Le Prince Coquelicot: Présentation et extraits.

"Itinéraires d'un enfant autiste: Le Prince Coquelicot" ,extrait 2 : "La Rose et le Coquelicot"

 

X.        La rose et le coquelicot.

 

Car, dans toute histoire de petit prince qui se respecte, il est inconcevable qu’il ne soit pas question à un moment donné d’une rose.

Déesse des fleurs à aucune autre pareille, symbole de délicatesse et de rareté, vénérée, adulée, elle illumine massifs et plates-bandes de sa splendeur incomparable, conférant ainsi ses lettres de noblesse à la propriété qui l’héberge .

La mienne s’appelle Margaux et c’est ma grande sœur, en âge comme en taille.

C’est une rose magnifique toute en couleurs, parfum subtil… et épines…, la seule fleur de mon jardin qui ait droit à tous les égards.

M’inspirant directement de l’autre petit prince, celui que tout le monde connaît et adore parce qu’il est tellement zen et si sympathique, je l’ai mise sous cloche afin de ne pas la froisser et pouvoir en admirer chaque jour l’éclat et la beauté.

Car je le répète, je ne suis vraiment pas tendre avec les fleurs !

Ma sœur est mon modèle, celle à qui je voudrais tant ressembler même si c’est une fille…Antoine, c’est ″ garçon ″…même si je sais qu’hélas cela ne sera jamais possible, que l’insignifiant coquelicot ne parviendra jamais à se hisser au rang de la rose ni à rivaliser avec ses nombreuses qualités.

Pour elle, tout semble si simple et naturel alors que pour moi, tout est tordu et compliqué.

J’envie son aisance en société, la façon dont elle s‘empare d’une conversation avec ses mots que tout le monde comprend toujours du premier coup.

Et même si c’est souvent la guerre entre nous… fille et garçon, rose et coquelicot, chien et chat…mêmes querelles et même combat !…je demeure inexorablement dans son sillage, envahissant lorsqu’elle cherche à se retrancher derrière la porte de sa chambre et déboussolé sitôt qu’elle n’est plus là.

Face à elle, moi le frêle coquelicot, je parais bien terne.

Tandis qu’elle prend toujours la vie du bon côté, qu’elle paraît la traverser avec insouciance et légèreté, la plupart du temps en bonne compagnie, bouquet de rires dans un grand vase de bonne humeur, de sorties animées et de jeux improvisés, je plie sous le poids de mon autisme, tourmenté, figé et seul…tellement seul !

Pour moi, aucune spontanéité, jamais d’imprévu et pas le moindre copain avec qui partager ce fardeau.

Le coquelicot pousse en solitaire, perdu au milieu des vastes champs de blé sans que personne s’y intéresse vraiment.

D’ailleurs, tout le monde a un peu oublié à quoi ressemblait un coquelicot.

Les gens de la ville comme les gens des champs, ceux qui pourtant font pousser les céréales pour la farine des gâteaux et du pain ou l’herbe pour nourrir les vaches ne font plus grand cas de cette petite fleur sauvage.
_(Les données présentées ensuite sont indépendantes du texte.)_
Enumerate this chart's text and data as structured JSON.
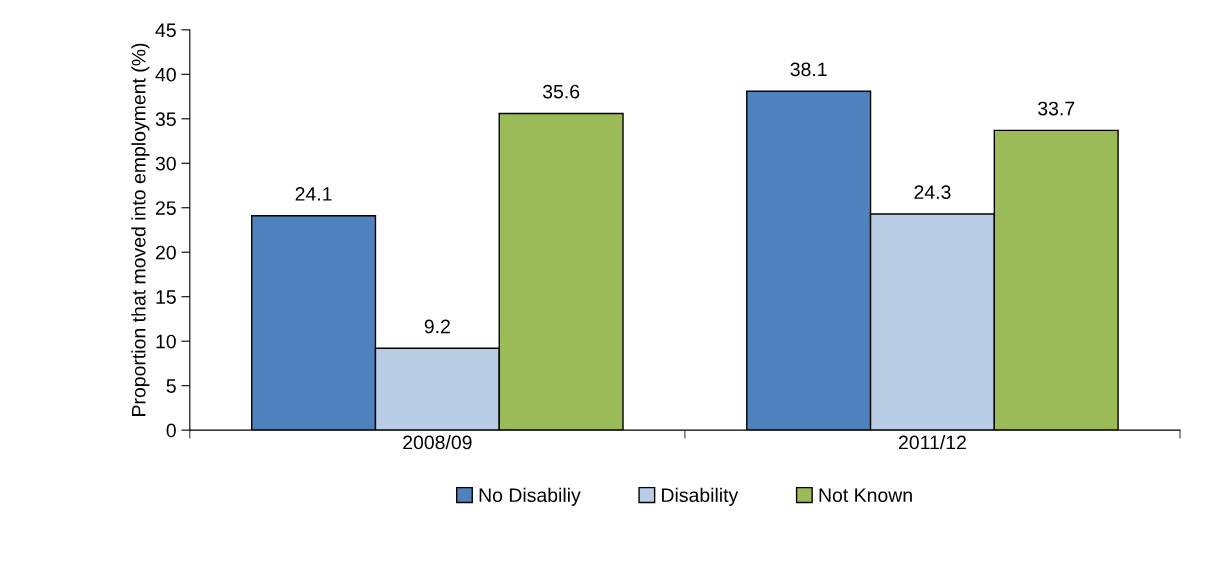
{
  "chart_data": {
    "type": "bar",
    "ylabel": "Proportion that moved into employment (%)",
    "categories": [
      "2008/09",
      "2011/12"
    ],
    "series": [
      {
        "name": "No Disabiliy",
        "color": "#4f81bd",
        "values": [
          24.1,
          38.1
        ]
      },
      {
        "name": "Disability",
        "color": "#b9cde5",
        "values": [
          9.2,
          24.3
        ]
      },
      {
        "name": "Not Known",
        "color": "#9bbb59",
        "values": [
          35.6,
          33.7
        ]
      }
    ],
    "ylim": [
      0,
      45
    ],
    "yticks": [
      0,
      5,
      10,
      15,
      20,
      25,
      30,
      35,
      40,
      45
    ],
    "grid": false,
    "legend": "bottom",
    "data_labels": true
  }
}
Pire, ils répandent des produits pour l’éliminer.

Mauvaise herbe, qualifiée d’herbe folle par certains, le coquelicot fait tache dans le paysage lisse des cultures bien organisées, une tache rouge-sang qui dénote et dérange. Finalement, autant s’en débarrasser !

Mauvaise graine, graine de tempête, graine de voyou, il n’y a pas grand chose à tirer de ce végétal capricieux.

Ni maintien, ni parfum, impossible à domestiquer ni à cueillir pour l’assembler en bouquet, il flétrit et fane instantanément, incapable de s’unir aux autres fleurs pour en partager la destinée.

Agaçant coquelicot !

Déposé dans un vase aussi joli et doré soit-il, ses pétales se détachent aussitôt de la tige pour finir en quelques minutes éparpillés sur la table.

La fleur se disloque et s’évanouit, préférant l’autodestruction à une quelconque forme de captivité : cultiver l’art de l’évanescence plutôt que sa propre inflorescence, dérouter, déstabiliser, se dissoudre totalement dans l’espace pour dépasser ainsi les clivages du monde, telle est sa devise.

Rien d’étonnant dans ces conditions que la préférence aille à la rose si sage et disciplinée plutôt qu’à cet affreux jojo de coquelicot !

Ils sont d’ailleurs peu nombreux ses supporters, ceux qui cherchent vraiment à connaître les raisons de ce comportement caractériel, à l’admettre et s’en accommoder. Je crois bien qu’il n’y a que les peintres pour aimer sa couleur unique et son allure à la fois aérienne et dégingandée.

Le coquelicot demeure incompris et désarmé face à l’adversité : ni venin, ni piquant et pas la moindre répartie de surcroît, rien d’autre que cette attitude déroutante pour décourager l’ennemi.

Agissant au nom de mes congénères assoiffés de vengeance, je fonds donc sur la moindre fleur qui se présente pour me narguer afin d’assouvir ma jalousie.

Je piétine les jonquilles qui se développent chaleureusement en colonies bien serrées le long des versants des montagnes, je trucide les iris qui se dressent hautainement sur mon chemin, je scalpe les gentianes qui me toisent de leur hauteur,  je broie dans mes mains les clochettes du muguet pour en absorber toute la senteur, n’accordant ma grâce qu’aux roses qui, toutes griffes dehors, savent de toute façon me garder à bonne distance.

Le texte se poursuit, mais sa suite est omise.